Gilbert is the shorter, younger fellow who looks like a vicar's assistant. George is bald, wears glasses and could be John Major's minister of modern art. They've been working as the single artistic entity "Gilbert & George" since they met in 1967 at St. Martin's School of Art in London. In the 20-odd years since they started making large "photo-pieces," they've become a mainstay among British cultural exports, a sort of Beatles for the smart set.
Now the old boys, with their pinched three-button suits and fussy libertinism, are at the new branch of The Tate Gallery on the renovated Albert Dock in Liverpool (through March 14) with "The Cosmological Pictures" (1989). Like all their series since the early 1980s, these are hand-colored photographic montages, as big as 11 feet by 35 feet, divvied up into rectangular modules by thin black metal frames that lend a windowpane effect. Most include Gilbert and George themselves-as angels, devils, disinterested observers or just compositional props. Many include handsome young working-class men posed in gay sendups of Victorian art's repressed heterosexual eroticism. And all 25 of them are suffused with Gilbert & George's trademark garishness that seems to ask, "Are you sure you know the difference between beautiful and ugly?"
In "Leaners" the artists tilt toward each other, as if seeking stiff-upper-lip refuge from the wet streets that, according to their biographer Wolf Jahn, signify "sexual polarity." The word leaners, of course, is a play on "bent," a Britishism for homosexual, and the picture's colors are psychedelicized pastels with which Charles Ludlam might have staged an Easter parade.

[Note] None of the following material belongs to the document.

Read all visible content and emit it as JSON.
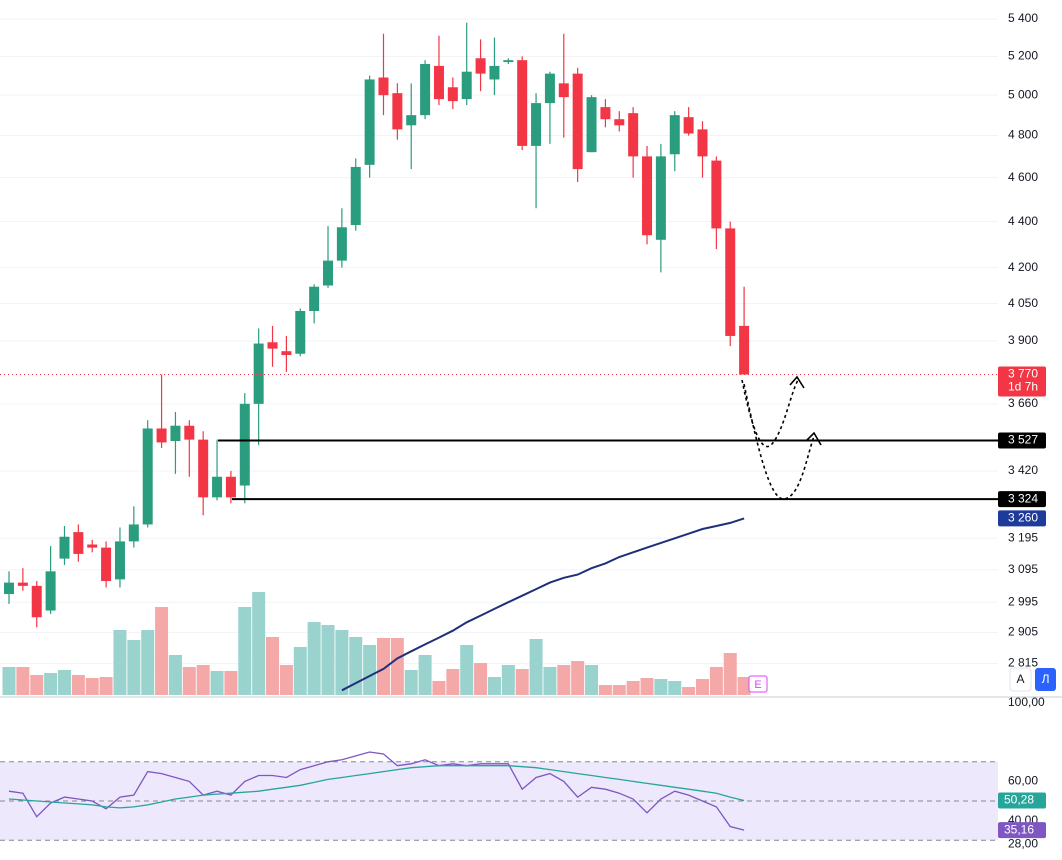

In "Doubles," multiple Gilberts and Georges stand with mouths agape, screaming or singing, against the backdrop of a blossoming tree. As usual, George (born in England) is stern and scolding, while Gilbert (a native of the Dolomites in Italy) looks vulnerable and kind. The work is both a plea for tolerance of sexual difference and a defiance of those who don't get it.
The art of Gilbert & George is also about more philosophical things like nature versus culture. With Gilbert & George, culture always wins. Their flowers, trees and skies might as well have been bolted together in a Manchester factory. Nature, the artists imply, is just another little compartment we use to try to make sense of the world. (The ubiquitous black grid does double duty, as a symbol for thinking in pigeonholes, and as a way of making huge works conveniently portable.) Gilbert & George take the feigned uncriticalness of Andy Warhol (their recent work looks a lot like Andy's famous cow wallpaper) and add some Tom Stoppard-style narrative puzzles. The young black man who stares out in "Seen" may or may not be the eponymous object-after all, he's looking at us. And what about the little blue reflections of G&G in his eyes? How'd those guys get in our shoes in the gallery, and how did we get inside their heads? We end up as unsure about who's being seen as we are about the identity of Stoppard's "The Real Inspector Hound."
Rudi Fuchs, the show's German curator, makes an additional claim in the catalog: "'The Cosmological Pictures' are ... emotional panels stirring with passion." Not really. The artists are too discreet for political stridency; and in terms of carnal heat, Gilbert & George have been outdone, as critic Michael Corris has put it, "by domesticated Robert Mapplethorpe and [Jeff Koons and Cicciolina] doing the rumpy-pumpy in public." Let's be content with the fact that, after a quarter century of serving dada tea and pop-art crumpets on pre-Raphaelite china, Gilbert & George are still as witty, inventive and ambitious as true gentlemen can allow themselves to be.